The root of poor return rates lies in a misplaced sense of ownership, of or assumption of discretion over, recovered assets. It appears that possessor states like the United States have come to consider that assets that have been illegally transferred to their jurisdictions belong to such states. In private law, the analogy would be having a finder of stolen property claim title against the owner of the asset. This cannot be the case.

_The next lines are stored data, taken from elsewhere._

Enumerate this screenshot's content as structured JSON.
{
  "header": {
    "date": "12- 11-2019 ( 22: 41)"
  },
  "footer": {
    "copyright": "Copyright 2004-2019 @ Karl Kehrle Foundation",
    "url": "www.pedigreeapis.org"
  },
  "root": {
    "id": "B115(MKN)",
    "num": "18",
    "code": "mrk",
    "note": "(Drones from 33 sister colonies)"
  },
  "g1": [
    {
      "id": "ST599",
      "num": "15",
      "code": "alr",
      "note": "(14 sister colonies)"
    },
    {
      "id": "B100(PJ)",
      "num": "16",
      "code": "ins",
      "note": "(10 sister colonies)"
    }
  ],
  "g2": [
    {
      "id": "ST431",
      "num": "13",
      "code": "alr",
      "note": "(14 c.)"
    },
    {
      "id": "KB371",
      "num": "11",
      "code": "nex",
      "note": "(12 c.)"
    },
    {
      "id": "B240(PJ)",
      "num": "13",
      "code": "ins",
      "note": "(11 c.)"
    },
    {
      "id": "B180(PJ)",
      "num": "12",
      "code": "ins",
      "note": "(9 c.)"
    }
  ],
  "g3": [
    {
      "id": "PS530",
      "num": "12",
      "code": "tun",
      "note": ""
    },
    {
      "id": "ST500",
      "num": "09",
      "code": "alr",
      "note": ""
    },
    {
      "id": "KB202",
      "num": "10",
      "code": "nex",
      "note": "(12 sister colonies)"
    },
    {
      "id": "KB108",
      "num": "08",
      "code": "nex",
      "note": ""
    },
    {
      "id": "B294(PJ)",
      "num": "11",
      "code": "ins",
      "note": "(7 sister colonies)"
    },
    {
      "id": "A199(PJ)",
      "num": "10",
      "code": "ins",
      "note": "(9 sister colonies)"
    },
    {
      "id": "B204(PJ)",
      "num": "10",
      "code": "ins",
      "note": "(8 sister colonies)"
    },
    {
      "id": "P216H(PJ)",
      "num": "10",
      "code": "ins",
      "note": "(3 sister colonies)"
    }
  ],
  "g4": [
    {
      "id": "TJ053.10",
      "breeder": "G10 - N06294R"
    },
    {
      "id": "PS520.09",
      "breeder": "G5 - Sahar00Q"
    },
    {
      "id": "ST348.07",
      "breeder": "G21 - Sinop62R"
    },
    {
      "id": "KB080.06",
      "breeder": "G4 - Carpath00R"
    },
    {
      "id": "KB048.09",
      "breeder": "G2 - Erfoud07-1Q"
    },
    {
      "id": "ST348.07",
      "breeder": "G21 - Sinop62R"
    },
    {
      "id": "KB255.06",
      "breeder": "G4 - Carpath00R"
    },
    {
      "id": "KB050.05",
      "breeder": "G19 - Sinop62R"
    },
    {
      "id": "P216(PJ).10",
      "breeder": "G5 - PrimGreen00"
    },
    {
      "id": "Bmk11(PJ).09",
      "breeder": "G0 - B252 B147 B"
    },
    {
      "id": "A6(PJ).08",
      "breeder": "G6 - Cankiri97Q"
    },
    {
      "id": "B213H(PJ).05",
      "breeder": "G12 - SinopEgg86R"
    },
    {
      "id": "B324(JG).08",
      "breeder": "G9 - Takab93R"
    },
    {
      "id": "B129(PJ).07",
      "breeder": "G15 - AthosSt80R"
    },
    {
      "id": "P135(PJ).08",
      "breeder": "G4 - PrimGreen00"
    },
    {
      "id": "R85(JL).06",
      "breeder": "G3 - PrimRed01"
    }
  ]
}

Civil or criminal forfeiture actions must be linked to an offense. For kleptocracy cases, these are typically embezzlement and bribery offenses. Money laundering actions apply where corrupt actors seek to conceal the origin of these funds. Of these, embezzlement cases are the most straightforward. The 2014 Abacha forfeiture, where money was directly and indirectly stolen from the public treasury, is one scenario where ownership clearly belongs to the public treasury. Cases involving assets received as bribes are only slightly different. Many jurisdictions, including China, Hong Kong, and Singapore, recognize a “constructive trust” doctrine for these cases. This principle confers ownership of illicitly acquired assets by a fiduciary on the party whose trust was betrayed–that is, the state where the assets originated. The US also recognizes this doctrine in fiduciary cases, such as in a 1980 case that found the proceeds of a book by a former CIA employee accrued to the state. (Fines levied on the bribe-payers–the “supply side” of bribery–are different. Despite valiant arguments, it is difficult to compel the return of fines levied on the supply side to the victim state. Indeed, any return here is voluntary.)
Accountability for forfeited assets is emphasized by the UN Convention Against Corruption as a fundamental principle, and the recovery of stolen assets requires a sense of predictability that seized and forfeited assets will be returned. For these reasons, forfeiture cannot be for the benefit of, or at the discretion of, the possessor state. Returning stolen assets is as important as recovering them for the welfare of ordinary citizens. If anticorruption efforts are to be of truly global benefits, recovered public resources must be used as intended.